An 85-year-old Beverly Hills psychiatrist has been awarded the Distinguished Service Cross, America’s second-highest military honour, at the White House, more than six decades after he saved the life of a badly-wounded mission commander aboard a bomber crippled during a Second World War raid over occupied France.
Dr Bernard Bail’s medal was pinned to his chest by US vice president Dick Cheney, who told him: “From the day of our founding, the decisive protector of this nation’s freedom has been the character of citizens like you.”
“It is a joyous and thrilling and touching occasion for me,” Bail said later in a telephone interview with The Associated Press from the French Embassy in Washington, where he was also honoured.
“It is a thrill beyond everything you know, that the country remembers me after 60 years and rectified something they obviously overlooked.”
Philadelphia-born Bail said he did not think about his wartime experience often, but news of the current Iraq conflict jostled his memory.
“If I look at the war, our current struggle, then I think about what it was at that time,” he said. “Different time, different war, different purpose but insofar as you can be hurt or maimed, it’s the same,” he said.
The Distinguished Service Cross, the second highest military decoration of the US Army after the Congressional Medal of Honour, is awarded for extraordinary heroism and risk of life in combat.
While based in England, Bail was lead radar navigator for a flight of B-24 bombers sent to attack a V2 rocket site in occupied France on June 5, 1944, a day before the D-Day Normandy invasion. When the lead plane failed to release its payload because of a malfunction and the other aircraft followed suit, the mission’s command pilot ordered another pass.
As they came around, anti-aircraft guns riddled Bail’s plane, killing the pilot.
“It knocked out the engines and the plane dropped about five, six thousand feet and then everything was chaos,” Bail recalled. “Gasoline was spewed to the flight deck.

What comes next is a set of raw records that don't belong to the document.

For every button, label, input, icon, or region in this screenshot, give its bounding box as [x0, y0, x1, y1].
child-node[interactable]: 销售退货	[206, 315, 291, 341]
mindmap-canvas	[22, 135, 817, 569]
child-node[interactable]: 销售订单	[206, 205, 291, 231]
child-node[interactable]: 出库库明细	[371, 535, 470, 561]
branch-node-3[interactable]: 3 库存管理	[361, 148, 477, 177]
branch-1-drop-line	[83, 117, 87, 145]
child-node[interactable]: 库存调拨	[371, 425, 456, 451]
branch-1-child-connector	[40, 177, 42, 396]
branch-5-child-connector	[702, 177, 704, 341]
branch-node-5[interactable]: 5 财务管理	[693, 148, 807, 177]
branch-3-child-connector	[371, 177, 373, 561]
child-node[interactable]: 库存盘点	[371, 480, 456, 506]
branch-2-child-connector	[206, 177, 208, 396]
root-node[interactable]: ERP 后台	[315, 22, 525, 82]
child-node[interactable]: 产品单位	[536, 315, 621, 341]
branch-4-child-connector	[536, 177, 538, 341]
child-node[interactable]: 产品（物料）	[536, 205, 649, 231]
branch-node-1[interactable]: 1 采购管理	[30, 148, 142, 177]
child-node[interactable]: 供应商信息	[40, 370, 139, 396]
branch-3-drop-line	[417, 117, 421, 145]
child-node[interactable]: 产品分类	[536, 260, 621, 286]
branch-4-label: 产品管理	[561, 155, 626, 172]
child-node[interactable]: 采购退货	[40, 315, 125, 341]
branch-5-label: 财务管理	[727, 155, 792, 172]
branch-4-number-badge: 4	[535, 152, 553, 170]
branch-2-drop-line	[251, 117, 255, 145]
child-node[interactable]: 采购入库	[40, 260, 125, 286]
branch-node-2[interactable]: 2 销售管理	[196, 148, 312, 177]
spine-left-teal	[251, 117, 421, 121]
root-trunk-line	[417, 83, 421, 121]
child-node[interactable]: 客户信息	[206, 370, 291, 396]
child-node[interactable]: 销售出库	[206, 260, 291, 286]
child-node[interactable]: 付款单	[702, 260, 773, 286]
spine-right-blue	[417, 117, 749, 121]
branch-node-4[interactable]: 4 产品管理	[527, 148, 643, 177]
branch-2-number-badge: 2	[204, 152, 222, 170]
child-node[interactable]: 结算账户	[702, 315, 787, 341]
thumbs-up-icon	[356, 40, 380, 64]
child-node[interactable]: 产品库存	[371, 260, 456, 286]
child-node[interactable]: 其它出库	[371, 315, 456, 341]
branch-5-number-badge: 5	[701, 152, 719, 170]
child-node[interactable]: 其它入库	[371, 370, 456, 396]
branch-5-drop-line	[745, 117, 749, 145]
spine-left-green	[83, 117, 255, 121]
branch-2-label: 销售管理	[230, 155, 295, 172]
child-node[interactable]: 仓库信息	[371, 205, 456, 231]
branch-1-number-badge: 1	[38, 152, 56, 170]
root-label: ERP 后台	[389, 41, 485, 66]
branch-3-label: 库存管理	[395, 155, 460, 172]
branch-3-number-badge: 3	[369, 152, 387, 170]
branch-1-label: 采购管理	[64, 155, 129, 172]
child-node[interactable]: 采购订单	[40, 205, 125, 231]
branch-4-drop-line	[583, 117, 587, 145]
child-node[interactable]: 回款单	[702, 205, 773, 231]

The engineer tried to stem the flow and he was blinded by the flow.”
The co-pilot levelled the plane using the one remaining engine and then cut off the fuel flow.
Bail hauled the mission commander, Lt Col Leon Vance, into his own seat.

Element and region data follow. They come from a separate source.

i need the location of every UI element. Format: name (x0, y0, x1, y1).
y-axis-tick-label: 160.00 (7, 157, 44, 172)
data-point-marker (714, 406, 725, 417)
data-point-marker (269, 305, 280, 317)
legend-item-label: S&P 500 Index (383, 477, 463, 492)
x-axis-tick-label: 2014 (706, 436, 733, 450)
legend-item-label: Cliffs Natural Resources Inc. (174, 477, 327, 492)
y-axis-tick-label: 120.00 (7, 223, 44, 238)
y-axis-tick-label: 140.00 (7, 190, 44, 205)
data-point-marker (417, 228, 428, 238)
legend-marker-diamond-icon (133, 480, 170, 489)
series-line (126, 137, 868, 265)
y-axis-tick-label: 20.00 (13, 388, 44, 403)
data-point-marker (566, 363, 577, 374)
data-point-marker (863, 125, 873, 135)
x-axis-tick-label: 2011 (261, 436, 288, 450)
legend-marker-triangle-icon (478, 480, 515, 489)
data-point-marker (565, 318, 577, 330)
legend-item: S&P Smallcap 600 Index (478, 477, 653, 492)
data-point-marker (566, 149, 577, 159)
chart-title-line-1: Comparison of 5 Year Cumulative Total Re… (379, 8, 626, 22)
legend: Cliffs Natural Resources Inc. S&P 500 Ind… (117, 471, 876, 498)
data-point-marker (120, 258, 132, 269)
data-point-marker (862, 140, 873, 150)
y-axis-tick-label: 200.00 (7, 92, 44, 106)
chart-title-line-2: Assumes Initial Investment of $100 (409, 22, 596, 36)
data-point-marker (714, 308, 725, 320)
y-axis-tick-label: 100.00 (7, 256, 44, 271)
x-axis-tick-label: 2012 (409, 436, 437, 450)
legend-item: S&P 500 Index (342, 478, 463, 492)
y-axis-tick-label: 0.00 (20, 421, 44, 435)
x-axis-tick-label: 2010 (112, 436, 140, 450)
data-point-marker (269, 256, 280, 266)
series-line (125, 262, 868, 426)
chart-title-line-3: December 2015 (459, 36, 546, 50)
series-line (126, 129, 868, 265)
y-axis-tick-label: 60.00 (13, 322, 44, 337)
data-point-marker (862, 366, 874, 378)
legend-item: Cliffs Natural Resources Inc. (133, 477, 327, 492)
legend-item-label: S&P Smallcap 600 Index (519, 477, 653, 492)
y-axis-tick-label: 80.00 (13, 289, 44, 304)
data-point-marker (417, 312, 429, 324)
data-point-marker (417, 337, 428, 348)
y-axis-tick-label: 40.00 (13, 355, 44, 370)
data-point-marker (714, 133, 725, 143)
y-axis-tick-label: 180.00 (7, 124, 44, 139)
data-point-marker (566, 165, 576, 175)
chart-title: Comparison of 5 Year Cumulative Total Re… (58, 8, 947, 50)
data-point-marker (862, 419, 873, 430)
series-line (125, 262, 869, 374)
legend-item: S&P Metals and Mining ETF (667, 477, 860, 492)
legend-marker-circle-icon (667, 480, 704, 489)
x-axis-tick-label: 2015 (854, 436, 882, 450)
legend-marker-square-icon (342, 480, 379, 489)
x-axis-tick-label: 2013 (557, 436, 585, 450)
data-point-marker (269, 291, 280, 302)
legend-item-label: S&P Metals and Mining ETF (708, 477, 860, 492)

“I saw his right leg had been (nearly) sheared off and his right pant leg was spilling blood,” Bail said. He used his belt as a tourniquet.
The lieutenant colonel was in shock and Bail wanted to get him to the bomb bay, hoping to somehow get him parachuted to safety, but Vance weighed over 14 stone and Bail was unable to move him.

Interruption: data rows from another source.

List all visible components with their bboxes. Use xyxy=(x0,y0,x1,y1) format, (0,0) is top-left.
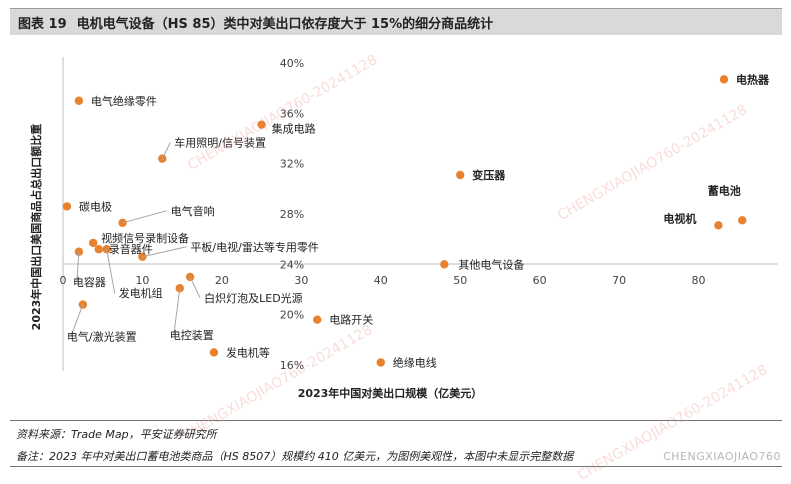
data-label: 其他电气设备 xyxy=(458,257,524,271)
label-leader-line xyxy=(122,210,167,224)
data-label: 电气绝缘零件 xyxy=(91,94,157,108)
data-label: 绝缘电线 xyxy=(393,355,437,369)
data-label: 电控装置 xyxy=(170,328,214,342)
data-point xyxy=(78,300,88,309)
data-label: 白炽灯泡及LED光源 xyxy=(204,291,303,305)
data-label: 电气/激光装置 xyxy=(67,330,137,344)
data-point xyxy=(74,96,84,105)
label-leader-line xyxy=(173,288,181,336)
footer-bottom-rule xyxy=(10,466,782,467)
footnote: 备注：2023 年中对美出口蓄电池类商品（HS 8507）规模约 410 亿美元… xyxy=(16,450,574,463)
x-tick-label: 50 xyxy=(453,274,467,287)
data-point xyxy=(738,216,747,225)
x-axis-label: 2023年中国对美出口规模（亿美元） xyxy=(298,386,483,400)
label-leader-line xyxy=(189,276,201,299)
data-label: 视频信号录制设备 xyxy=(101,231,189,245)
x-tick-label: 30 xyxy=(294,274,308,287)
y-tick-label: 20% xyxy=(280,309,304,322)
footer-divider xyxy=(10,420,782,421)
data-label: 蓄电池 xyxy=(708,183,741,197)
figure-title: 图表 19 电机电气设备（HS 85）类中对美出口依存度大于 15%的细分商品统计 xyxy=(18,13,493,32)
figure-title-bar: 图表 19 电机电气设备（HS 85）类中对美出口依存度大于 15%的细分商品统计 xyxy=(10,8,782,35)
data-label: 录音器件 xyxy=(109,242,153,256)
y-tick-label: 16% xyxy=(280,359,304,372)
data-label: 碳电极 xyxy=(79,199,112,213)
data-point xyxy=(94,245,103,254)
data-point xyxy=(185,272,195,282)
data-point xyxy=(175,284,184,293)
source-note: 资料来源：Trade Map，平安证券研究所 xyxy=(16,428,217,441)
data-point xyxy=(257,120,266,129)
label-leader-line xyxy=(142,246,187,258)
data-point xyxy=(209,348,219,357)
data-point xyxy=(88,238,98,248)
data-label: 电气音响 xyxy=(171,204,215,218)
chart-points xyxy=(62,75,747,367)
y-tick-label: 28% xyxy=(280,208,304,221)
data-label: 电路开关 xyxy=(329,313,373,327)
x-tick-label: 20 xyxy=(215,274,229,287)
data-point xyxy=(714,221,723,230)
y-tick-label: 32% xyxy=(280,158,304,171)
y-tick-label: 24% xyxy=(280,258,304,271)
data-label: 集成电路 xyxy=(272,122,316,136)
y-tick-label: 40% xyxy=(280,57,304,70)
label-leader-line xyxy=(106,249,116,294)
chart-axes: 16% 20% 24% 28% 32% 36% 40% 0 10 20 30 40 50 60 70 80 xyxy=(60,57,778,372)
data-point xyxy=(376,358,385,367)
data-label: 电容器 xyxy=(73,275,106,289)
y-tick-label: 36% xyxy=(280,107,304,120)
x-tick-label: 0 xyxy=(60,274,67,287)
label-leader-line xyxy=(161,142,171,159)
data-point xyxy=(440,260,449,269)
data-point xyxy=(719,75,729,84)
data-label: 发电机组 xyxy=(119,286,163,300)
scatter-chart: 16% 20% 24% 28% 32% 36% 40% 0 10 20 30 40 50 60 70 80 电… xyxy=(29,57,778,400)
label-leader-line xyxy=(76,251,80,282)
data-label: 电热器 xyxy=(736,72,770,86)
x-tick-label: 80 xyxy=(692,274,706,287)
x-tick-label: 40 xyxy=(374,274,388,287)
data-point xyxy=(313,315,322,324)
data-label: 电视机 xyxy=(663,211,696,225)
data-label: 平板/电视/雷达等专用零件 xyxy=(190,240,318,254)
data-label: 车用照明/信号装置 xyxy=(174,136,266,150)
figure-title-text: 电机电气设备（HS 85）类中对美出口依存度大于 15%的细分商品统计 xyxy=(76,17,494,32)
label-leader-line xyxy=(70,304,84,337)
x-tick-label: 10 xyxy=(135,274,149,287)
x-tick-label: 70 xyxy=(612,274,626,287)
x-tick-label: 60 xyxy=(533,274,547,287)
y-axis-label: 2023年中国出口美国商品占总出口额比重 xyxy=(29,124,43,331)
data-point xyxy=(456,170,465,180)
data-point xyxy=(62,202,72,211)
data-label: 发电机等 xyxy=(226,345,270,359)
corner-watermark: CHENGXIAOJIAO760 xyxy=(663,450,781,463)
data-label: 变压器 xyxy=(472,168,506,182)
figure-number: 图表 19 xyxy=(18,17,67,32)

“I waited. The plane was gliding and I could see it was beginning to turn toward the (English) Channel,” he said. He ordered the remaining members of the 12-man crew to bail out. Bail still hoped to rouse Vance.
“I knew if the plane began to nosedive I wouldn’t be able to get out,” Bail said. “I waited as long as I could and then I dove out.”
Vance did come round enough that he was able to steer the crippled plane - still carrying a 500lb bomb – away from an inland English village so that it plunged into the sea. Vance survived and was rescued, winning the Congressional Medal of Honour.
Bail’s medal citation said his decision to remain with Vance until the officer could take control of the plane was an “extraordinary act of heroism” that helped prevent further deaths.
Vance credited Bail with saving his life in a hospital interview with the BBC, but never formally recommended him for a medal because the plane carrying Vance back to the US was lost over the Atlantic.
Bail flew 22 more combat missions, earning many medals, including the Air Medal with three oak leaf clusters, the Distinguished Flying Cross with two oak leaf clusters, a presidential citation and a Purple Heart. On his final mission, his plane was shot down over Germany and shell fragments wounded him in the skull and neck. He was captured and spent five months as a PoW.
That experience – during which a fellow crew member died of gangrene - convinced him to switch his post-war career choice from teacher to doctor.
“I wanted to be not somebody who was bringing bombs, but somebody who was bringing healing,” he said.
Bail said he did not think about medals until a friend from the war told him he had received a long-overdue honour and put him in touch with the 44th Bomb Group Veterans Association.
Robert Lee Aston of the group spent a year providing the paperwork to request the medal but said it was nothing new for him.